Can someone suggest some use cases and projects previously done using prodigy-pdf for pdf analysis .
I was looking for a way to extract images and text blocks while preserving the structure from a question-answer solution book i have.Is this a suitable tool for this.and how i should do it?

Hey @AKRking ! Thanks for reaching out.

The prodigy-pdf plug in is relevant for annotation tasks that concern PDFs. You can use the plug in to, for example, label areas of a PDF (treated as an image) that are paragraphs, titles or figures. Or, you could use the pdf.ocr.correct recipe to correct the results of an OCR algorithm to ensure PDF image translations are appropriate. There is more of a walk through in this video here.
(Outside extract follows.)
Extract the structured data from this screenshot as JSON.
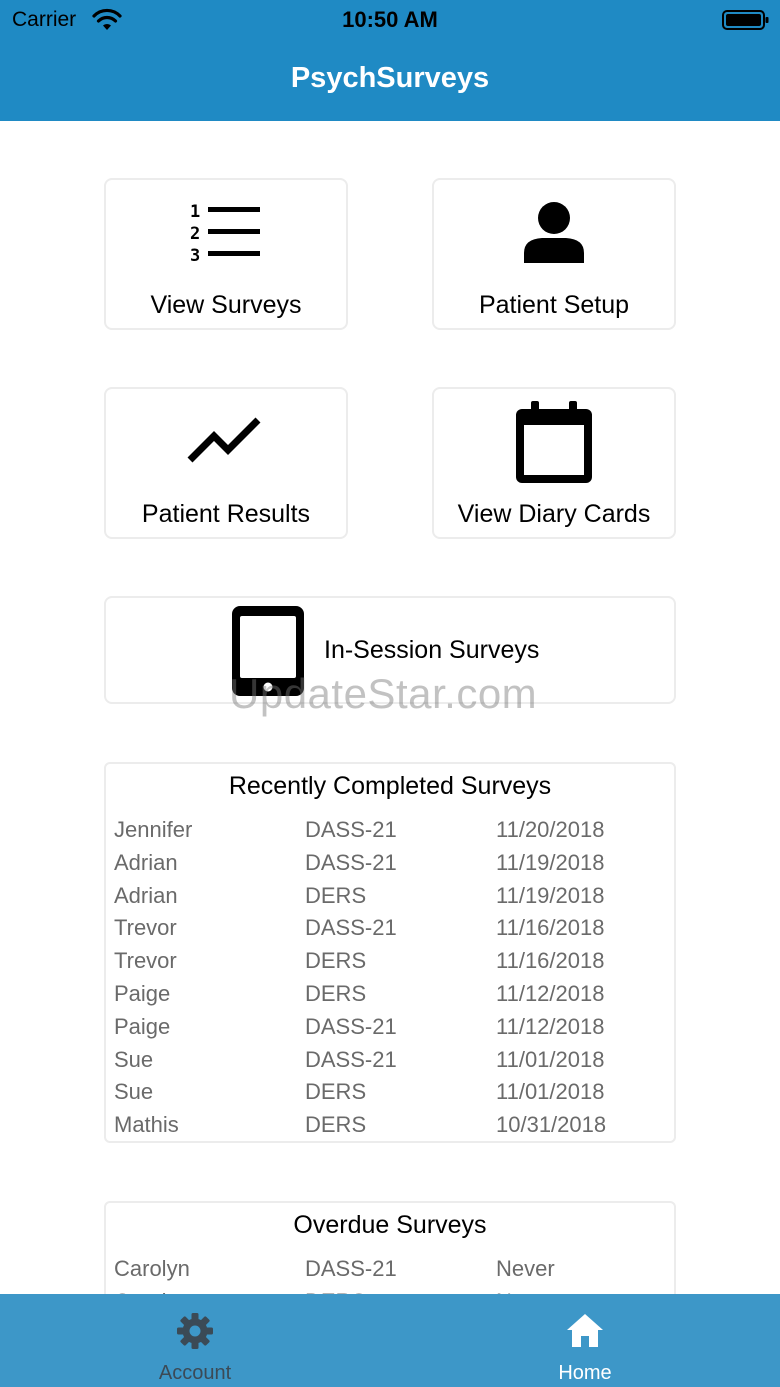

As for projects that have used prodigy-pdf for PDF analysis - there is a spaCy project that makes use of the plug in here which focuses on annotating PDFs to finetune a LayoutLMv3 model using FUNSD, a dataset of noisy scanned documents.

I think the plug in would be suitable for your task of identifying images and text blocks from a question-answer solution book. The built-in pdf.image.manual recipe seems most appropriate here. Provided you have a .pdf of the question-answer solution book saved locally on your machine, you could run:

prodigy pdf.image.manual pdfs ./pdfs/ --labels text,image

where pdfs is the name of the dataset to save the labels to and ./pdfs/ is the local path to the folder with your question-answer solution book.

The labelling instance will allow you to annotate text areas and image areas in the solution book so that you can train an appropriate model downstream with the labels.